The death of the industry was signalled by two major events. First, the advent of widespread internet use in the late 1990s began exerting downward pressure on newspaper subscriptions, ad rates, and street sales. Second, the industry reacted to this pressure in the worst possible way: by cutting the things that were their only competitive advantages over the internet competition. They fired columnists and replaced them with syndication. They did less local reporting and more cut-and-paste from Reuters and the AP Wire. In other words, they tried to save money by turning to more of the exact content that readers were so easily able to get online at no cost. Thus the industry's decline turned into a steep nosedive.

I am something of a Luddite and I mourn the idea that the newspaper industry may disappear almost entirely for largely sentimental reasons. Print journalism has played a major role in the political history of this nation and is woven into our social fabric. But sentiment and meaningful history were insufficient to save the locomotive or the telegraph and it is looking less likely that the newspaper can avoid the same fate. This presents some major problems. Internet news is dangerous in that it allows users complete control over what news they will consume. Unlike a paper or even a TV news broadcast the internet exposes readers to no news that he or she does not consciously choose to read. This will only exacerbate the "I make my own reality; I decide what's true and selectively consume news that supports my conclusions" tendencies which are already strong in Americans. Furthermore, the collapse of print media outlets will reduce the number of working, professional journalists in an era in which we need more dirt-digging and quality reporting than ever before. In a world in which everything is left to bloggers, freelancers, and stringers we can expect marked decreases in both the breadth and depth of reporting. We'll get exactly what we don't need – more opinion, less facts.

Truthfully I'd rather see the industry collapse than to survive putting out the pitiful excuses for major newspapers that we see today. In either case I can't shake the feeling that I'll be explaining the role and relevance of newspapers to my children as we gaze upon one mounted on a wall in a museum.

2 thoughts on “SURROGATE MATLOCK”

  • When my grandparents and great-grandparents came to this country, they learned written English well from newspapers.

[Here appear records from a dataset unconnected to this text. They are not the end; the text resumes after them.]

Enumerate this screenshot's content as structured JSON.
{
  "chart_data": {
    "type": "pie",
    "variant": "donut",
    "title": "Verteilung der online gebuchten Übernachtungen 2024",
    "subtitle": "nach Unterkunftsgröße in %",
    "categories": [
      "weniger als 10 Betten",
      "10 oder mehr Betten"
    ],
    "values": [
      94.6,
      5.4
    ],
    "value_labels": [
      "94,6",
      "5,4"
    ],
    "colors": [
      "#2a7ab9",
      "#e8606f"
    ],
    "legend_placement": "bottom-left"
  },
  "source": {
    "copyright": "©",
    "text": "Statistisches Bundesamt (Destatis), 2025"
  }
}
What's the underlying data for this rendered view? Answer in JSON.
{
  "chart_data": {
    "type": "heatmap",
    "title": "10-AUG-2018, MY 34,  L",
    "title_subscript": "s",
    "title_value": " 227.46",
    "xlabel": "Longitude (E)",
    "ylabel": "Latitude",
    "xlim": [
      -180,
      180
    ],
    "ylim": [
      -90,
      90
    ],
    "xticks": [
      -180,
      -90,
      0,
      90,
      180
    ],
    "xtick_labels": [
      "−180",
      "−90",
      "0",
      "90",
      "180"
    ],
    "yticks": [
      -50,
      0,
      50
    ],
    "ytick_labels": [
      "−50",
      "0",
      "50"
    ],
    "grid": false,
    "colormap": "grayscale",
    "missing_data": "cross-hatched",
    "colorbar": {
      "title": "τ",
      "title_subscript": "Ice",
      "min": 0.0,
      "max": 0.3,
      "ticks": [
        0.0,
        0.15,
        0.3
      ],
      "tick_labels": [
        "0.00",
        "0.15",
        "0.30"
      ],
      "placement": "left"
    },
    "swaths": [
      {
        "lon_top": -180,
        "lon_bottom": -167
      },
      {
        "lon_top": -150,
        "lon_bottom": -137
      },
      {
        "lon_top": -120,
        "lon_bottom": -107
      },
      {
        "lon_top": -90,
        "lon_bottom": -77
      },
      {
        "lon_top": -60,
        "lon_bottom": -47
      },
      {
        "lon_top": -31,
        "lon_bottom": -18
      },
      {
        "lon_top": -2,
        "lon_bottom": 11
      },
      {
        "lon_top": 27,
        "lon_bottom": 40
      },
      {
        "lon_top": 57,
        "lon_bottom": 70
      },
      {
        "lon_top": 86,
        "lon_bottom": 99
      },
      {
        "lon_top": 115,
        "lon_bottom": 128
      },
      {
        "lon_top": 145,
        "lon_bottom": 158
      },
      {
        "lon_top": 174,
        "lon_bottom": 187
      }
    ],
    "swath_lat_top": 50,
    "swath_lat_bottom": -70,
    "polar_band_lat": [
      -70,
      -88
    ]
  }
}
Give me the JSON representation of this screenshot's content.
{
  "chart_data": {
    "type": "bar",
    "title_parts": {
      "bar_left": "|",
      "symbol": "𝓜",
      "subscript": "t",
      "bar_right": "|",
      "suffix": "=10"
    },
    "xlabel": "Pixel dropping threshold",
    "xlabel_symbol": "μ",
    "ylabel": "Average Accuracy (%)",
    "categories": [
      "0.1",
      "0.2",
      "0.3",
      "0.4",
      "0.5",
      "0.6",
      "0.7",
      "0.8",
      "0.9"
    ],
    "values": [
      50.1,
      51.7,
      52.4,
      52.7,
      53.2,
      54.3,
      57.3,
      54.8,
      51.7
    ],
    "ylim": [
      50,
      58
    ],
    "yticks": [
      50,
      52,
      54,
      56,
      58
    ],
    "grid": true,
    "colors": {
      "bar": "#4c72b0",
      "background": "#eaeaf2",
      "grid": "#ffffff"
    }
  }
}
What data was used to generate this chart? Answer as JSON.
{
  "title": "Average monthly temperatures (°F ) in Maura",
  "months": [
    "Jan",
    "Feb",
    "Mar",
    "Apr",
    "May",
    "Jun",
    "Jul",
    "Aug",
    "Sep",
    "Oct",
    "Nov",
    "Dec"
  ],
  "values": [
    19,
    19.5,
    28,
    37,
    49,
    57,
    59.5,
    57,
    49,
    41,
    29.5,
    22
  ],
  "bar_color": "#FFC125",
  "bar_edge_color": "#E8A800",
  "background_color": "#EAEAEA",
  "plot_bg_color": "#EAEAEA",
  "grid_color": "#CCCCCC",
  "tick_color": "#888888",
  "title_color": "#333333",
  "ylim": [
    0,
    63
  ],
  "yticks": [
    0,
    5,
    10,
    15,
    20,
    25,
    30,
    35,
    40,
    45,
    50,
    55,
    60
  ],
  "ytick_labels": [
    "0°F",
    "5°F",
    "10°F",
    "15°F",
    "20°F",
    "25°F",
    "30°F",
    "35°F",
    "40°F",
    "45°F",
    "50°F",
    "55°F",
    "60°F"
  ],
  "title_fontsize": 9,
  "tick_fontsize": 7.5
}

They were dirt poor, but had extremely good language skills, and read the whole paper every day (though I'm sorry to say Grandpa Tom eventually subscribed to the Sun.) When I took a class in journalism (350 years ago), it was stressed that facts, fact-checking, clarity of thought, the broader picture, excellent grammar, and concise language were necessary if we wanted to work in the industry.

    Of course I miss print journalism! I've missed it for years.

  • There's nothing wrong with being a Luddite on this issue! I completely agree with most of your points. The argument you made about people increasingly only reading what they concsciously choose to read is a valid one. We still get the Sunday paper and I try to pick up the NYT on campus a couple times per week. But it's obvious that newspapers will have to adapt in some way or risk extinction.